Minikube has limitations that kubernetes does not. One of these is related to networking, to stream data from the TPM to DAQ, the DAQ requires low level access to the network interface. To overcome this issue the the daq server is deployed external to the DAQ tango device. This external server is run in a container with evevated permissions to access the low level network interface. We can then connect to this server from minikube and have access to the low level network interface.

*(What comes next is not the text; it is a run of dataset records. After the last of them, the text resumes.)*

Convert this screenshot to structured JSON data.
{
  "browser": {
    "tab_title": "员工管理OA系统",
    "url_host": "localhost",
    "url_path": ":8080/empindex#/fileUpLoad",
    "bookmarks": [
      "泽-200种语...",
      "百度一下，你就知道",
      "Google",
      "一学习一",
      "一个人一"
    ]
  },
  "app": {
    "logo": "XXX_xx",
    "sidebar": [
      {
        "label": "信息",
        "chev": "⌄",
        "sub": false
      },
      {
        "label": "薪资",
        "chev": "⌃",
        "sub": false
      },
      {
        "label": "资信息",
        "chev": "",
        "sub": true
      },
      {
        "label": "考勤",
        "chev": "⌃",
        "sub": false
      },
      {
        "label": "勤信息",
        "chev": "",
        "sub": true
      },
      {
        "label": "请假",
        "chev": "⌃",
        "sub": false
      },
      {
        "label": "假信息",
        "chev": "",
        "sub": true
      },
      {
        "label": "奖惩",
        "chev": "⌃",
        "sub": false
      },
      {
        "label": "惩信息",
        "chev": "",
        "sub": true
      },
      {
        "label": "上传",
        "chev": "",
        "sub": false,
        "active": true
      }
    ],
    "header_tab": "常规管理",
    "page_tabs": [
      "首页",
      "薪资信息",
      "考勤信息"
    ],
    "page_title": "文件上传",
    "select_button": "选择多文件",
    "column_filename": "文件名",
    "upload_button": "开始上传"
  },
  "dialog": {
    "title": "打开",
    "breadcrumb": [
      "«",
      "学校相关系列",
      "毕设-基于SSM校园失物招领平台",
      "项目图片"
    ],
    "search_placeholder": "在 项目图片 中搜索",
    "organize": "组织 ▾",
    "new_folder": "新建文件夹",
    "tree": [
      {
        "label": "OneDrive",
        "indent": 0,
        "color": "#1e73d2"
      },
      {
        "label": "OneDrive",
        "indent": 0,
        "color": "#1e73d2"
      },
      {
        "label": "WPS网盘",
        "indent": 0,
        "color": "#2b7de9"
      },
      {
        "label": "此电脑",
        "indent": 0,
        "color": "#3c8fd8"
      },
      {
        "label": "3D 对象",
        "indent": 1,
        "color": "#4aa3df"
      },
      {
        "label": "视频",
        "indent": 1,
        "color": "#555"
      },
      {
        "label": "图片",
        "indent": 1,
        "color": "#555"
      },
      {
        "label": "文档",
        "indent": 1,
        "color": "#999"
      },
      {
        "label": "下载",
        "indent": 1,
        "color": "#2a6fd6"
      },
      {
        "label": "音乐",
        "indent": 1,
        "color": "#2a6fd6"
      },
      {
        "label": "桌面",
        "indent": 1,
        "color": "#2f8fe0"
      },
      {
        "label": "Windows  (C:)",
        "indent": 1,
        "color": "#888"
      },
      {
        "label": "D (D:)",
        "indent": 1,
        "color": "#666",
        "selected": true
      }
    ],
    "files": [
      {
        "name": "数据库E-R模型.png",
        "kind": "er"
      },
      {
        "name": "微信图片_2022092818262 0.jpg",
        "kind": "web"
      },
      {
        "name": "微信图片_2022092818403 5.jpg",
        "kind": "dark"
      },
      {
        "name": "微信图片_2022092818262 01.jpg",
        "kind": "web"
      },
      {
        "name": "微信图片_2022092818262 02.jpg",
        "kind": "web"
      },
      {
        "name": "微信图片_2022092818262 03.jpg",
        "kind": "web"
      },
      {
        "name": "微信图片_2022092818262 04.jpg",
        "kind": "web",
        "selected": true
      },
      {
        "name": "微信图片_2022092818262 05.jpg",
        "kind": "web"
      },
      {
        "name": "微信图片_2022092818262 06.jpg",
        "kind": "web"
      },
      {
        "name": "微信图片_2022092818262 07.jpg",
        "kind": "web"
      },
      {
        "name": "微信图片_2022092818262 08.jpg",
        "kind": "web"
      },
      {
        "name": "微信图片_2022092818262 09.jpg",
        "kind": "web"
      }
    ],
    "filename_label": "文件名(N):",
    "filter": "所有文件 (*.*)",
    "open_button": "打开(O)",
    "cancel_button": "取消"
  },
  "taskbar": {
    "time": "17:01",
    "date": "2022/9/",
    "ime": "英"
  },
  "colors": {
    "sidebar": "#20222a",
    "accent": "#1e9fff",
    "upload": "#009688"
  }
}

First we will want to run a container external to minikube on the host with access to the low level network interface:

docker run --net=host -v <host_directory>:/product --cap-add=NET_RAW --cap-add=IPC_LOCK --cap-add=SYS_NICE --cap-add=SYS_ADMIN artefact.skao.int/ska-low-mccs-daq:0.4.0 python3 /app/src/ska_low_mccs_daq/daq_handler.py

This will start the server, see logs:

2023-03-21 05:43:33,502 - INFO - MainThread - generated new fontManager
Starting daq server...
Server started, listening on 50051

We can then deploy minikube and connect our tango DAQ to this external server. To do this we use the ska-low-mccs-spshw repor (hosting the DAQ tango device) and configure the chart to:

overrides:
  array:
    station_clusters:
      "xyz":
        stations:
          "1":
            sps:
              daq:
                ip: 10.0.255.255 # The network interface on host.
                port: 50051 # the port to connect to server.
                receiver_interface: eth0 # the interface the tpm is sending data to
                receiver_port: 4660 # the port tpm is sending data to
                logging_level_default: 5

followed by:

helmfile -e '<platform_spec>' sync

Finally when you call daq_proxy.adminMode = AdminMode.ONLINE, you should see the tango_device connecting to the external DAQ.